Removing the independent director could make the agency more vulnerable to political shifts in Washington by giving the president more control over the direction of future rules and enforcement actions, some consumer advocates and policy analysts say. While the director of the CFPB is appointed by the president, a five-year term ensures that a director’s tenure will have some overlap from one presidential term to the next.

In October, a three-judge panel ruled that the agency should be restructured so that the director could be removed by the president at will. The court compared the consumer watchdog to other independent agencies, which are often run by a group of commissioners or a director who can be fired by the president at any time.

But the decision was vacated after the CFPB appealed and was granted the opportunity for the case to be reheard by the full panel of judges, a rare move for the court that analysts say is reserved for the most important cases.

It is not clear when the panel will issue a decision, but supporters of the agency say a ruling in favor of the CFPB could add more legitimacy to the regulator’s current structure — even as there are efforts in Congress to limit its powers.

“This is a really important case,” said Michael Landis, litigation director for U.S. Public Interest Research Group, a consumer advocacy group. “It would sort of quell these other doubts that are out there.”

But even when the court makes its ruling, that may not be the final say in how the CFPB should be run.

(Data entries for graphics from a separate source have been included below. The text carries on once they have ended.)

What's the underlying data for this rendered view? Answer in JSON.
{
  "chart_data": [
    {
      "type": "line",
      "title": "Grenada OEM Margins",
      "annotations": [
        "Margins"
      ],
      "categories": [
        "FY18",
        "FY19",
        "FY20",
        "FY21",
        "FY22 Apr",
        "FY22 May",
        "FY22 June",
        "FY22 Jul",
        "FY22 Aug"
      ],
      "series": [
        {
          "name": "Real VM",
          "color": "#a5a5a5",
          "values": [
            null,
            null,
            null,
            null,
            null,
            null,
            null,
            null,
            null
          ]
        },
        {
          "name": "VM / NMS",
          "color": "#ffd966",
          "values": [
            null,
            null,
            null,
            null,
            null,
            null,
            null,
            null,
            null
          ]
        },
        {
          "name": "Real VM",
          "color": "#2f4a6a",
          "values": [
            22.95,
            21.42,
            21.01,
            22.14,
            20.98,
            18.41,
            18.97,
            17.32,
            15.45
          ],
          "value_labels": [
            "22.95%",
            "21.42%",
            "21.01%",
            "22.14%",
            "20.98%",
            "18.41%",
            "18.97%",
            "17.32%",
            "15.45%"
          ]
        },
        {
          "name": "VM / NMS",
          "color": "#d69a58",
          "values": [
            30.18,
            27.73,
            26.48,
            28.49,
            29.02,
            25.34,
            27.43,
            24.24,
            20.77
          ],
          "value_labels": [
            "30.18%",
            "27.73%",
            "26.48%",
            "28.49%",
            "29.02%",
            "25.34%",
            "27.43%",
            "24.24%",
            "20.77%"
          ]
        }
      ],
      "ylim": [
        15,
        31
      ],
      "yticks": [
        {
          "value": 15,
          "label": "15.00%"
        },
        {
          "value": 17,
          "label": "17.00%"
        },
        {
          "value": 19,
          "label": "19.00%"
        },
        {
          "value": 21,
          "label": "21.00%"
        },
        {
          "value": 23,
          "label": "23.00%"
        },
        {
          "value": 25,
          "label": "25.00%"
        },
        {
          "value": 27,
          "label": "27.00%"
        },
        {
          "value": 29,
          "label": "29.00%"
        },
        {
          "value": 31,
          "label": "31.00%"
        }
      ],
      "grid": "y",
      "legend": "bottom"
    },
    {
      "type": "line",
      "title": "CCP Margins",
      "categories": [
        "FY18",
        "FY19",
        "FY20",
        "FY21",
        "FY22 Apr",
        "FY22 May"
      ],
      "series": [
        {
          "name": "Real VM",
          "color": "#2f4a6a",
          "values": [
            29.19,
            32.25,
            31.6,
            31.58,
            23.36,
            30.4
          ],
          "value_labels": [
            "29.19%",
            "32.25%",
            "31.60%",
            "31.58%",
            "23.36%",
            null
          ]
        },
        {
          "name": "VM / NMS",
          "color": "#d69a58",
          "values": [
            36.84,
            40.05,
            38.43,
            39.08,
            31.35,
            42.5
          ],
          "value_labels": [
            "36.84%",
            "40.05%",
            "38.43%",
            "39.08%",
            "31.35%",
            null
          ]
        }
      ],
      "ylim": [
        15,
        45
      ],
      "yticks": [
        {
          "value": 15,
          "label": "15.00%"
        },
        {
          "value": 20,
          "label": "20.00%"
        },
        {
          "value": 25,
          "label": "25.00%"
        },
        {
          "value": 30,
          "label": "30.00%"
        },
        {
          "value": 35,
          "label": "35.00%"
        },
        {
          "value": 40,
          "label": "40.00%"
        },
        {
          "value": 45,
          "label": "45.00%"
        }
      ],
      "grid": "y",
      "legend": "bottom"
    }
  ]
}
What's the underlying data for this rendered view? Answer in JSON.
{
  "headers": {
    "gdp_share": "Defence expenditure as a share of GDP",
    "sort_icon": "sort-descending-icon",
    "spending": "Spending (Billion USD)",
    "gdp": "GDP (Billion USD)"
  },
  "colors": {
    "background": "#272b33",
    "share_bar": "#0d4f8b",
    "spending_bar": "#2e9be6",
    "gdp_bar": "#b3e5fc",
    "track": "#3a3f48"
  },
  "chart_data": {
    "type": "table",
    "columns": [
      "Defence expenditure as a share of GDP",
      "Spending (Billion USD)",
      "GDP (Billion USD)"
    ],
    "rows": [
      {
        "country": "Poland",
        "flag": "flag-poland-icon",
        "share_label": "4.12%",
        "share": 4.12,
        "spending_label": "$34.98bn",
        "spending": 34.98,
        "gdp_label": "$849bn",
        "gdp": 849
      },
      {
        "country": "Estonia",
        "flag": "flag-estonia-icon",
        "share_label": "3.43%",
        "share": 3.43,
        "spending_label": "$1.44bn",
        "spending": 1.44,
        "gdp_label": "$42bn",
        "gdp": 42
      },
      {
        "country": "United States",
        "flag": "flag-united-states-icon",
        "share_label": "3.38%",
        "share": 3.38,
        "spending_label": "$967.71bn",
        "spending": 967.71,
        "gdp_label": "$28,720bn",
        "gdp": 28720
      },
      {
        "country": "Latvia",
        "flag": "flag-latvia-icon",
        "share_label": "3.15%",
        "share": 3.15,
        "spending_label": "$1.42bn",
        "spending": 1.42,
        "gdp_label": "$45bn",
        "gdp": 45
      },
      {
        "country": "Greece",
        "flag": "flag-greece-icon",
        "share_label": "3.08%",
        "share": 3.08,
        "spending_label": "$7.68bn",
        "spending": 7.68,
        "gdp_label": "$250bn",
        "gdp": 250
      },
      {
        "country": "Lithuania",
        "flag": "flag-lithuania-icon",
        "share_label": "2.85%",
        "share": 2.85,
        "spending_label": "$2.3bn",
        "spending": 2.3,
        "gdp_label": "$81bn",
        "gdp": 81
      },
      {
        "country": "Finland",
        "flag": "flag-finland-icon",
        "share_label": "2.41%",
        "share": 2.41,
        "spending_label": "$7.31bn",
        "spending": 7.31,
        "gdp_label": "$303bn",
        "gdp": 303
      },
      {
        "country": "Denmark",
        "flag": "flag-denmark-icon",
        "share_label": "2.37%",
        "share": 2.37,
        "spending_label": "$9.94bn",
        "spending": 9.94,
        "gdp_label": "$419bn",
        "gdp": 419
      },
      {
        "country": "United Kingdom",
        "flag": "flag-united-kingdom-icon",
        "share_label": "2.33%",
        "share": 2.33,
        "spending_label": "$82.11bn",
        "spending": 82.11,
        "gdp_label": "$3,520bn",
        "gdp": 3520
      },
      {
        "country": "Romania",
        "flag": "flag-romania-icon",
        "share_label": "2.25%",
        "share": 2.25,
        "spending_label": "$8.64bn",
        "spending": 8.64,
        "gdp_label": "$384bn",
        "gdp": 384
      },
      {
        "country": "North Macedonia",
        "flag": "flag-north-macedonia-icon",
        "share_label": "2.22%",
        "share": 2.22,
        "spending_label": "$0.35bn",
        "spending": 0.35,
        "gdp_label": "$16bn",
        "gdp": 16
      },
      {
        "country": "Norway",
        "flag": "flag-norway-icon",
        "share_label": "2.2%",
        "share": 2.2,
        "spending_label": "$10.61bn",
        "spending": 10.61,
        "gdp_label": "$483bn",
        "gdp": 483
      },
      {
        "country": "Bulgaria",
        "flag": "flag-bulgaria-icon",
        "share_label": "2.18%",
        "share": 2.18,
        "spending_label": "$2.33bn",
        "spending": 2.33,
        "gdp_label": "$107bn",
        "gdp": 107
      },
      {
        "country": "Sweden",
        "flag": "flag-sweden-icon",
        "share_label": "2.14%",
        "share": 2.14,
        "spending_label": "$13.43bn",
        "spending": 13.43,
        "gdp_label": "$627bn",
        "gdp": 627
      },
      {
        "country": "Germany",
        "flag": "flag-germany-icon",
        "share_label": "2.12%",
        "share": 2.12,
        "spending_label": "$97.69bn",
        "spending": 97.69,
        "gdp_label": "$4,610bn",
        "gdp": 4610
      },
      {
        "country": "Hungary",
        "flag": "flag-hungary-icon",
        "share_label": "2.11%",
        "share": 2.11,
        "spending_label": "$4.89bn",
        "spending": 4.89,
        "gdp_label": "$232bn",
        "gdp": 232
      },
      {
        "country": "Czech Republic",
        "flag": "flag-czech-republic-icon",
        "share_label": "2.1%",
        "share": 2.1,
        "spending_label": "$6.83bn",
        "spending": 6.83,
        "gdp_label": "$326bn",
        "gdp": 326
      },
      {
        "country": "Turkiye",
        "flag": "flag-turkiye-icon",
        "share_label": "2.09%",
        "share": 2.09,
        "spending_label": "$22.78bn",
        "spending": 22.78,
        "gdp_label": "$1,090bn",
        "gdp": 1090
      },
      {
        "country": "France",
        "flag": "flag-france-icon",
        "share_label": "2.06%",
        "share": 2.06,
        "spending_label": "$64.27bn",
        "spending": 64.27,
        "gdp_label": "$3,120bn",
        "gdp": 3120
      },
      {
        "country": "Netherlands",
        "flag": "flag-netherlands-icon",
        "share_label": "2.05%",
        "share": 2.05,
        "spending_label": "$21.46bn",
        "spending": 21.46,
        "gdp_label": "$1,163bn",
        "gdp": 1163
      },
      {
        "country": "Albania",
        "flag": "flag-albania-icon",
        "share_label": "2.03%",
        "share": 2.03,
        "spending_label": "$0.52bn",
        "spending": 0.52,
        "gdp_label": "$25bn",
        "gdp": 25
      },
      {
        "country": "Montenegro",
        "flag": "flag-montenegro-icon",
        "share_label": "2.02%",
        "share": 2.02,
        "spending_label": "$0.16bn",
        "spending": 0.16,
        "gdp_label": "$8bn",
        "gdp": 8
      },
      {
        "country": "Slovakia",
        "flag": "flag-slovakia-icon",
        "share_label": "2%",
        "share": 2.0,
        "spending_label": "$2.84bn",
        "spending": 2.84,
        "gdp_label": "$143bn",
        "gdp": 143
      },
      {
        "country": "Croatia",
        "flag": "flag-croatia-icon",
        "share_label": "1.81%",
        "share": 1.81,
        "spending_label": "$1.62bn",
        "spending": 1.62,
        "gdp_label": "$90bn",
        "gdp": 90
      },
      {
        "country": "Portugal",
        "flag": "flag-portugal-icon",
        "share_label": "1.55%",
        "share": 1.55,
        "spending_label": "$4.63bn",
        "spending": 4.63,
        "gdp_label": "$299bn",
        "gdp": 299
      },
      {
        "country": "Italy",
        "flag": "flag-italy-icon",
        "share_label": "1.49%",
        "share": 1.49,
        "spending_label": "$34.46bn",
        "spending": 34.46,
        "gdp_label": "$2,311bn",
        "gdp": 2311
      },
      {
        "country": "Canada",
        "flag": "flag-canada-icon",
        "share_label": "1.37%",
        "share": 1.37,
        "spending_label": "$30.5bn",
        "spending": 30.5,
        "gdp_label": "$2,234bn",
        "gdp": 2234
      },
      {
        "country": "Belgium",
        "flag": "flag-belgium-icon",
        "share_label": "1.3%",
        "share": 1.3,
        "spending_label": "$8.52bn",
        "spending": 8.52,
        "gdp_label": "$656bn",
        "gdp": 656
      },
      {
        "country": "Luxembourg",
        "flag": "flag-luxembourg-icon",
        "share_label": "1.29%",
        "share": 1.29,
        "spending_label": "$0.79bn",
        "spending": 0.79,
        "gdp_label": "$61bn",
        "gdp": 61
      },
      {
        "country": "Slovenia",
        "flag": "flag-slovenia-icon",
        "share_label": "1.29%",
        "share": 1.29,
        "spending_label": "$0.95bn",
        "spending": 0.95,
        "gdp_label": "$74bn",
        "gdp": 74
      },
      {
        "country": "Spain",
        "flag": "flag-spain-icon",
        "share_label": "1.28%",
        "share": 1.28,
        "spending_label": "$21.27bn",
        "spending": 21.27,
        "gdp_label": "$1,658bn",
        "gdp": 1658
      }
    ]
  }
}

Many groups are also keeping an eye on the Financial CHOICE Act, a bill introduced by Rep. Jeb Hensarling (R-Tex.) in April that would dramatically roll back the CFPB’s ability to make rules and take enforcement actions.

The legislation would give the president the power to remove the director at will, and it would give Congress control over the agency’s funding by making the CFPB a part of the annual budget process. Currently, the agency receives funding directly from the Federal Reserve.

Some business groups and Republicans say that changing the structure of the CFPB could add more oversight for an agency they say has too much control over companies and consumers. “There are very few checks and balances on a very powerful bureau,” said Richard Hunt, president and chief executive of the Consumer Bankers Association, an industry trade group.

When the CFPB was created in 2010 under the Dodd Frank Act, the appointment of an independent director was meant to help shield the agency from lobbying forces and powerful groups on Wall Street, says Brian Simmonds Marshall, policy counsel for Americans for Financial Reform, a consumer advocacy group.

There is a chance that the court could avoid addressing the constitutionality of the agency and focus instead on a narrower point: Whether the CFPB has the authority to ban mortgage lenders from requiring borrowers to buy mortgage insurance from a specific company.

That was one of the questions raised by PHH Corp., a mortgage lender that filed the lawsuit challenging an enforcement action from the CFPB and calling for the agency to be eliminated.

In the original ruling, Judge Brett Kavanaugh, who wrote the lead opinion, voided the enforcement action. He also decided that the CFPB should continue to exist, but he said the agency should be restructured.

The CFPB and PHH declined to comment for this article.

The rehearing of the case will have a unique twist. Judges will also hear from the Justice Department, which filed a brief in March suggesting that the Trump administration is supporting PHH. The brief argued that the structure of the agency is unconstitutional and that the president should be able to remove the director at will.